# Picked up this morning, now properly shiny



## Jonny_C (Jul 24, 2013)

Picked up from dealer this morning, spent the afternoon with clay bar and Autoglym.

A lot better now.


----------



## Hoggy (May 8, 2002)

Hi, Lovely* Colour* 8) 
Hoggy.


----------



## Jonny_C (Jul 24, 2013)

Thanks Hoggy.

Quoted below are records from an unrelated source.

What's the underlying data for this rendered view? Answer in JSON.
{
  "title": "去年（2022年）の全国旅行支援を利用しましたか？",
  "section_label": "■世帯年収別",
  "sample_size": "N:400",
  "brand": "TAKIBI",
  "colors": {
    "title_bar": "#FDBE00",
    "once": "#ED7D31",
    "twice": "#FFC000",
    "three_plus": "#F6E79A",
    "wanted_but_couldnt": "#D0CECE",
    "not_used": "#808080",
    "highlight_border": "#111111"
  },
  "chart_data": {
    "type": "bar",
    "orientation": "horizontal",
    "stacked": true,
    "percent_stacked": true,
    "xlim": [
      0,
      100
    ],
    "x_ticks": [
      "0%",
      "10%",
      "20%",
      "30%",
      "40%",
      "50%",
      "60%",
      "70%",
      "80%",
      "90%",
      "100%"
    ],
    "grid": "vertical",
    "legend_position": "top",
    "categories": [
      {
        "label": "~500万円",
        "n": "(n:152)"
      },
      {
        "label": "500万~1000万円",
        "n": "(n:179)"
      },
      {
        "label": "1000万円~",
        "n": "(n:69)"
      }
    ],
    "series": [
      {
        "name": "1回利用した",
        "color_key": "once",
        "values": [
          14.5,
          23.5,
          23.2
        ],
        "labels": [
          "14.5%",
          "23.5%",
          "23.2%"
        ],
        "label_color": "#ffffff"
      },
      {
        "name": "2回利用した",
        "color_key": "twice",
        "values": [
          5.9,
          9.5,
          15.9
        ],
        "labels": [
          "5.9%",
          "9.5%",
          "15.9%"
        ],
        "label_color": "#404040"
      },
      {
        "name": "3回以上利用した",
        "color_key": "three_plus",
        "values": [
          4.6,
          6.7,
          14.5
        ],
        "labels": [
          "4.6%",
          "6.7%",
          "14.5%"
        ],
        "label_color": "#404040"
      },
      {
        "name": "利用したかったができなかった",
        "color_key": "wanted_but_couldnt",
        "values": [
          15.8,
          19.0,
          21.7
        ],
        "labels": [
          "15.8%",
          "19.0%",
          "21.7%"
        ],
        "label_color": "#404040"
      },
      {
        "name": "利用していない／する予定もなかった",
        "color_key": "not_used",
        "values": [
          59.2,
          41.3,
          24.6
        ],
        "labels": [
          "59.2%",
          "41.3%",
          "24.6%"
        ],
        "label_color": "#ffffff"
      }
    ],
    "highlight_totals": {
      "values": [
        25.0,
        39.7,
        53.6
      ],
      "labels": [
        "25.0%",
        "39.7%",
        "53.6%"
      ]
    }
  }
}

It has a very subtle metal flake - very hard to catch in a picture.


----------



## Jockinthebox (Nov 22, 2014)

Congrats, that looks stunning


----------



## Jonny_C (Jul 24, 2013)

Jockinthebox said:


> Congrats, that looks stunning


Thank you, sir :lol:


----------



## lord_of_the_rings (Jan 30, 2014)

Hi 
Looking good, lovely glossy shine.
What Autoglym products did you use on it

Ally


----------



## Jonny_C (Jul 24, 2013)

Sorry Ally, only just caught up with this post.

Used Autoglym stuff:
Regular bodywork shampoo,
Clay bar (+ Detailing Spray),
HD Cleanser (a first for me),
HD Wax (also a first).

Brand new car gets the good stuff.


----------



## rusTTy_racer (Sep 7, 2015)

Well done, nothing quite like that new car feeling :roll:


----------



## Stormx (May 7, 2009)

That paintwork looks phenomenal, very impressive finish.

Have you thought about running a red, & black colour scheme? I adore red cars with a black contrasting colour scheme.

Either way, car looks fantastic.


----------



## moro anis (May 27, 2010)

Looks great and even better it's a Roadster.

I use the same kit as you list. I couldnt believe how much difference the claying made. I reckon it was probably residue from the protective film that the garage had waxed over.


----------



## Jonny_C (Jul 24, 2013)

Yes - looked clean at dealers, but felt way worse than the 6-year old car I left them!

It's amazing what a small lump of clay will do to the finish


----------